Between 2019 and 2020, Housing Is A Human Right found that Irvine Company Apartment Communities, led by billionaire Donald Bren, delivered $125,510 to the California Apartment Association Political Action Committee; multi-millionaire landlord Tod Spieker shelled out $51,700; Equity Residential gave $7,012; and Woodmont Real Estate Services handed over $45,291.
In addition, Equity Residential gave $125,000 to the California Apartment Association Independent Expenditure Committee; AvalonBay Communities shelled out $55,515; Essex Property Trust delivered $465,682, and, among others, Sares Regis Operating Company contributed $124,825.
Then acting as a middle-man for Big Real Estate, the CAA uses corporate landlord money to send campaign contributions to local and state politicians in 51 of California’s 58 counties. Some of the beneficiaries have been Assemblymember Evan Low, State Senator Scott Wiener, Glendale Councilmember Ardy Kassakhian, and a host of others.

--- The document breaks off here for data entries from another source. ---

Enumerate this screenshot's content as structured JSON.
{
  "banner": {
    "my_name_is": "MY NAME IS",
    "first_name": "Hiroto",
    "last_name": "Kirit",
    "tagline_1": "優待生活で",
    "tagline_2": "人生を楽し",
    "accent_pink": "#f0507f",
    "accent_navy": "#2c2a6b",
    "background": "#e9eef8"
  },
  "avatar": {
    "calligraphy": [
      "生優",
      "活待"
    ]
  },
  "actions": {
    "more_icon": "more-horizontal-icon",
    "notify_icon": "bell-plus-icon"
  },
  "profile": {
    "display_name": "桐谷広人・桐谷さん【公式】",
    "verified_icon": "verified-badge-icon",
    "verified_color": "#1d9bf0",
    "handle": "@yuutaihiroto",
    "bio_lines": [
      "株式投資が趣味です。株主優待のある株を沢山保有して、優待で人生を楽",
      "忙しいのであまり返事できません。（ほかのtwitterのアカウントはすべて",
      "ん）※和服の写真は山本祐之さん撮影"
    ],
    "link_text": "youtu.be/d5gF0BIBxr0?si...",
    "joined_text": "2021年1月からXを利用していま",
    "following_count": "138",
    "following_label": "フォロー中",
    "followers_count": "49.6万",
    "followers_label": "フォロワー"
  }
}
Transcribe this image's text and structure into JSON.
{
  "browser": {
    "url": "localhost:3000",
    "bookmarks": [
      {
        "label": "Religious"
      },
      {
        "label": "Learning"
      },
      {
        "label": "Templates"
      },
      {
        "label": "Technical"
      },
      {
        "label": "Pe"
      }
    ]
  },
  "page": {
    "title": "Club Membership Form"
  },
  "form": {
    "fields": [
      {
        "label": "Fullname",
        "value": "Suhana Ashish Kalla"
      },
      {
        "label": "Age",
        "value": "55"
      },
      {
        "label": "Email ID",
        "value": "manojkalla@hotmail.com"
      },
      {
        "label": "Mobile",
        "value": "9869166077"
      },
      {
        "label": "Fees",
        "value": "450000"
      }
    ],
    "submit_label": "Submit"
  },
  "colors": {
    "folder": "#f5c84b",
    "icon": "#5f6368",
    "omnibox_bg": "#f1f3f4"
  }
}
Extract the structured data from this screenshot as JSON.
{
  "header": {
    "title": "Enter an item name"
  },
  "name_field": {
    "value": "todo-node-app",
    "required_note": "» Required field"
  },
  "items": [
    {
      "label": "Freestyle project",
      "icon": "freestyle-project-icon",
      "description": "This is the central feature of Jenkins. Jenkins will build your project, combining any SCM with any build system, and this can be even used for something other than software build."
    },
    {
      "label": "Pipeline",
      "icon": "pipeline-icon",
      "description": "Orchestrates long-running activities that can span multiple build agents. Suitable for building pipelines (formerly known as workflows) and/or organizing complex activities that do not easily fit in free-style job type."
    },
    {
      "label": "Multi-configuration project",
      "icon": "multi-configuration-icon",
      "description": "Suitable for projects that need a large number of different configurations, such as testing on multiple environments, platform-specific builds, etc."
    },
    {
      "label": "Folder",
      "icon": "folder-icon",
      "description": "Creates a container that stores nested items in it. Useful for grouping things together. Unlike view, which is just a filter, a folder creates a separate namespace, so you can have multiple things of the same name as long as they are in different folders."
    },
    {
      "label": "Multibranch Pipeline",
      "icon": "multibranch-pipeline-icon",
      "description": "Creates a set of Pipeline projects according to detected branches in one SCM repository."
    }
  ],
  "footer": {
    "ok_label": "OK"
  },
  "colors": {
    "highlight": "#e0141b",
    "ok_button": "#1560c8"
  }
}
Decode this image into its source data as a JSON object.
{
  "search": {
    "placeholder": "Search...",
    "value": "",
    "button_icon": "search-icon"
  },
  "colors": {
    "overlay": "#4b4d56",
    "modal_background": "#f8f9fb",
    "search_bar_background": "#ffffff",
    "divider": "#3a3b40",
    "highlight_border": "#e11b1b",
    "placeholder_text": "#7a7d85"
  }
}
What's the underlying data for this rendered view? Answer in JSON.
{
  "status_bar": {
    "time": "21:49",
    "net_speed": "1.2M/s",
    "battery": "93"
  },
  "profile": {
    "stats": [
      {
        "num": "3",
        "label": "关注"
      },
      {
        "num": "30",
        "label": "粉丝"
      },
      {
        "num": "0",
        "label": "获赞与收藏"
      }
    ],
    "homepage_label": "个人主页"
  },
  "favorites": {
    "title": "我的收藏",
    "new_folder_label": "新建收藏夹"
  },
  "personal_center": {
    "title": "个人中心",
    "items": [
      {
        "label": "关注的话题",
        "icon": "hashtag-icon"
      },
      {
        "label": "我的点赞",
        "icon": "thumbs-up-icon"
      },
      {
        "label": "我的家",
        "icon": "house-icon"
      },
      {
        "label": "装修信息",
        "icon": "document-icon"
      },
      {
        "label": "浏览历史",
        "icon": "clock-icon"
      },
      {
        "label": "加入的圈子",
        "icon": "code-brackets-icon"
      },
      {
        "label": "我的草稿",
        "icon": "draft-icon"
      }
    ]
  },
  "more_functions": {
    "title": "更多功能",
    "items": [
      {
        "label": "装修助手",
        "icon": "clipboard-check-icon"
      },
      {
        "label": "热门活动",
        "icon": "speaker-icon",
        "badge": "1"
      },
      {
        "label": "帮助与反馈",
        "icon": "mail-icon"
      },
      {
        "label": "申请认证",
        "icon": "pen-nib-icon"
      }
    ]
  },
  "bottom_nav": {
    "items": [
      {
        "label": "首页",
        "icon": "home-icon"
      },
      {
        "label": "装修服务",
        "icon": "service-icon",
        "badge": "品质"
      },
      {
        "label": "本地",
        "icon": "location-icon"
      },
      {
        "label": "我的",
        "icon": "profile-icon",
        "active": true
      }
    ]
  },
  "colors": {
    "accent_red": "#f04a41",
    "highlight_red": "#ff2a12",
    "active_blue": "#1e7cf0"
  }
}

That’s only for the period between 2019 and 2020. Over the years, there have been many more big-money contributions from corporate landlords to the California Apartment Association.
In fact, Essex Property Trust, Equity Residential, AvalonBay Communities, Blackstone Group, Invitation Homes, and many other corporate landlords spent $175.4 million to stop two statewide pro-rent control ballot measures in California in 2018 and 2020. The California Apartment Association sponsored the main opposition committees that successfully deceived and confused voters and killed the initiatives.
Since then rents have only increased, more people have been pushed into homelessness, and more people have died on the streets. With so much destruction taking place in California, it’s no exaggeration to say that the California Apartment Association and Big Real Estate are public enemy number one.
It’s why Housing Is A Human Right and its parent organization, AIDS Healthcare Foundation, are sponsoring the Justice for Renters Act, a 2024 statewide ballot measure that will expand rent control in California. Tens of millions of lives hang in the balance, and only rent control will rein in the runaway greed and predatory business practices of corporate landlords and its anti-tenant enforcer the California Apartment Association.